Well, that was Jacob Colleton’s lookout, not Scipio’s. The butler had enough to worry about, keeping Marshlands going with servants constantly leaving for better-paying jobs, and with the threat of revolt from the field hands growing worse every day.
And, he remembered, with insolence from the servants he did have. Dealing with Griselda came within the normal purview of his duties. That it was normal made it all the more attractive to him now. Straightening up until he looked as stiff and stern as the Confederate sergeant on the recruiting poster pasted to every other telegraph pole, he marched back to the mansion.
Griselda, predictably, screamed abuse at him when he told her she had to go. “That will be enough of that,” he said, using his educated voice: he was speaking as Anne Colleton’s agent now, not as himself. “If you comport yourself with dignity, I will prevail upon the mistress to write you a letter that will enable you to find a good situation elsewhere. Otherwise—”
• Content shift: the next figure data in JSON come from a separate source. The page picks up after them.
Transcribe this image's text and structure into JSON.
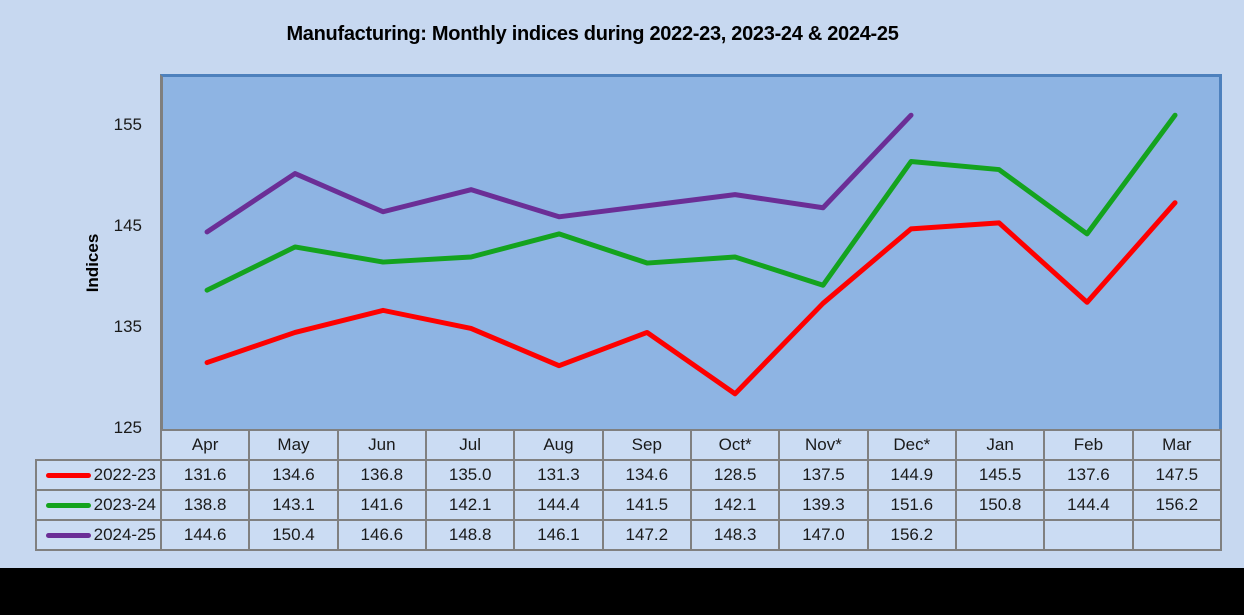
{
  "title": "Manufacturing: Monthly indices during 2022-23, 2023-24 & 2024-25",
  "chart_data": {
    "type": "line",
    "title": "Manufacturing: Monthly indices during 2022-23, 2023-24 & 2024-25",
    "xlabel": "",
    "ylabel": "Indices",
    "categories": [
      "Apr",
      "May",
      "Jun",
      "Jul",
      "Aug",
      "Sep",
      "Oct*",
      "Nov*",
      "Dec*",
      "Jan",
      "Feb",
      "Mar"
    ],
    "series": [
      {
        "name": "2022-23",
        "color": "#fe0000",
        "values": [
          131.6,
          134.6,
          136.8,
          135.0,
          131.3,
          134.6,
          128.5,
          137.5,
          144.9,
          145.5,
          137.6,
          147.5
        ]
      },
      {
        "name": "2023-24",
        "color": "#14a31e",
        "values": [
          138.8,
          143.1,
          141.6,
          142.1,
          144.4,
          141.5,
          142.1,
          139.3,
          151.6,
          150.8,
          144.4,
          156.2
        ]
      },
      {
        "name": "2024-25",
        "color": "#6b2e96",
        "values": [
          144.6,
          150.4,
          146.6,
          148.8,
          146.1,
          147.2,
          148.3,
          147.0,
          156.2,
          null,
          null,
          null
        ]
      }
    ],
    "ylim": [
      125,
      160
    ],
    "yticks": [
      125,
      135,
      145,
      155
    ],
    "grid": false,
    "legend_position": "table-rows-left",
    "value_decimals": 1
  },
  "colors": {
    "canvas_bg": "#c7d8f0",
    "plot_bg": "#8eb4e3",
    "plot_border_blue": "#4e81bd",
    "axis_gray": "#7f7f7f",
    "table_border": "#808080",
    "table_cell_bg": "#cbdcf3",
    "bottom_bar": "#000000"
  }
}
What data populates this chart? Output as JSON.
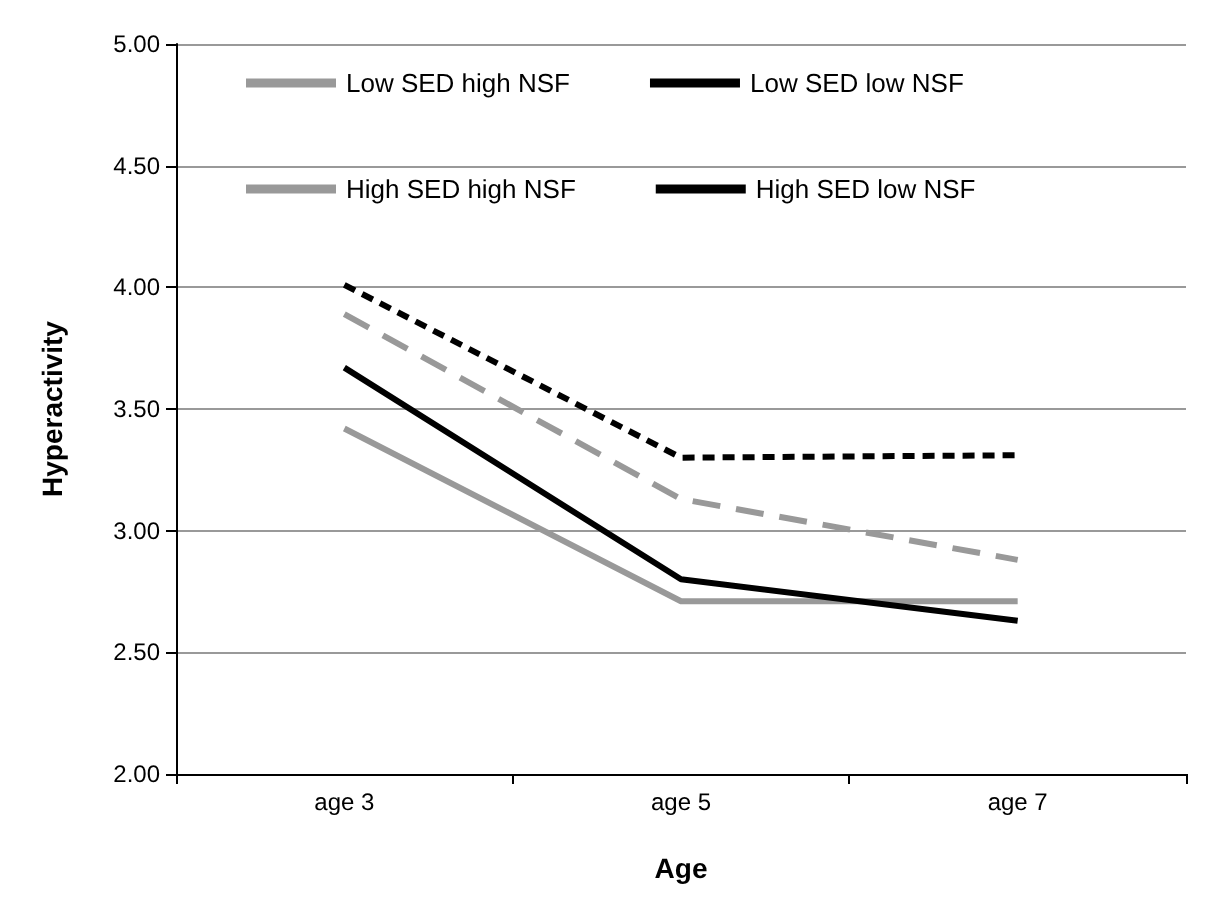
{
  "chart_data": {
    "type": "line",
    "xlabel": "Age",
    "ylabel": "Hyperactivity",
    "categories": [
      "age 3",
      "age 5",
      "age 7"
    ],
    "series": [
      {
        "name": "Low SED high NSF",
        "color": "#999999",
        "line_style": "solid",
        "values": [
          3.42,
          2.71,
          2.71
        ]
      },
      {
        "name": "Low SED low NSF",
        "color": "#000000",
        "line_style": "solid",
        "values": [
          3.67,
          2.8,
          2.63
        ]
      },
      {
        "name": "High SED high NSF",
        "color": "#999999",
        "line_style": "dashed",
        "values": [
          3.89,
          3.13,
          2.88
        ]
      },
      {
        "name": "High SED low NSF",
        "color": "#000000",
        "line_style": "dotted",
        "values": [
          4.01,
          3.3,
          3.31
        ]
      }
    ],
    "ylim": [
      2,
      5
    ],
    "yticks": [
      {
        "value": 2,
        "label": "2.00"
      },
      {
        "value": 2.5,
        "label": "2.50"
      },
      {
        "value": 3,
        "label": "3.00"
      },
      {
        "value": 3.5,
        "label": "3.50"
      },
      {
        "value": 4,
        "label": "4.00"
      },
      {
        "value": 4.5,
        "label": "4.50"
      },
      {
        "value": 5,
        "label": "5.00"
      }
    ],
    "grid": "y",
    "legend": "top",
    "marker": "none"
  }
}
But that was not so effective as it would have been a year earlier. “Fuck yo’ letter, an’ fuck you, too,” Griselda shouted. “Don’ need no letter, not these days I don’t. Take myself to Columbia, git me work at one o’ the factories they got there. Don’ have to lissen to no nigger talkin’ like white folks what needs to go take a shit, neither.” She stormed out of Marshlands, slamming the door behind her.
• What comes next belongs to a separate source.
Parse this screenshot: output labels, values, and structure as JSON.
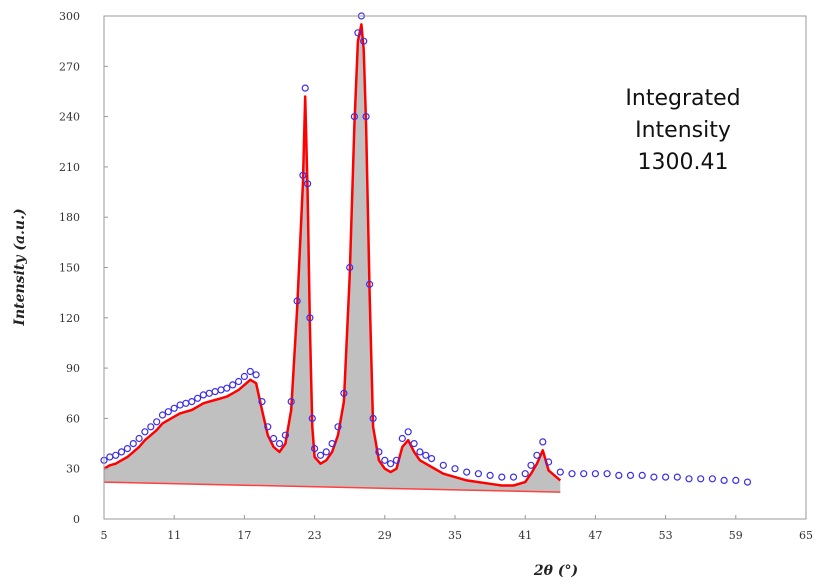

Scipio stared out the window as she flounced down the path that led to the road. She hadn’t even bothered going to her room and getting her belongings. Maybe she’d be back for them later, or maybe she’d have somebody send them on to her when she found a place in town. Wherever the truth lay there, she never would have behaved that way before the war made it possible for her to find a job without worrying about her passbook or a letter of recommendation or anything past a strong back and a pair of hands.
“The war,” he muttered. It had dislocated everything, including, God only knew, his own life.
Anne Colleton came out of her office and looked down at him from the second floor. “What was that all about?” she asked, “Or don’t I want to know?”
“One of the house staff has seen fit to resign her position, ma’am,” Scipio answered tonelessly.
Miss Anne raised an eyebrow. “I didn’t know an artillery accompaniment was required with resignations these days,” she remarked, but didn’t seem inclined to take it any further, for which Scipio was duly grateful.
The mistress of Marshlands was turning away from the railing when another door opened upstairs. Cherry walked by Anne Colleton, nodding to her almost, although not quite, as an equal. Miss Anne looked at her, looked back to the door from which she had emerged, and went back into her office, shaking her head as she went.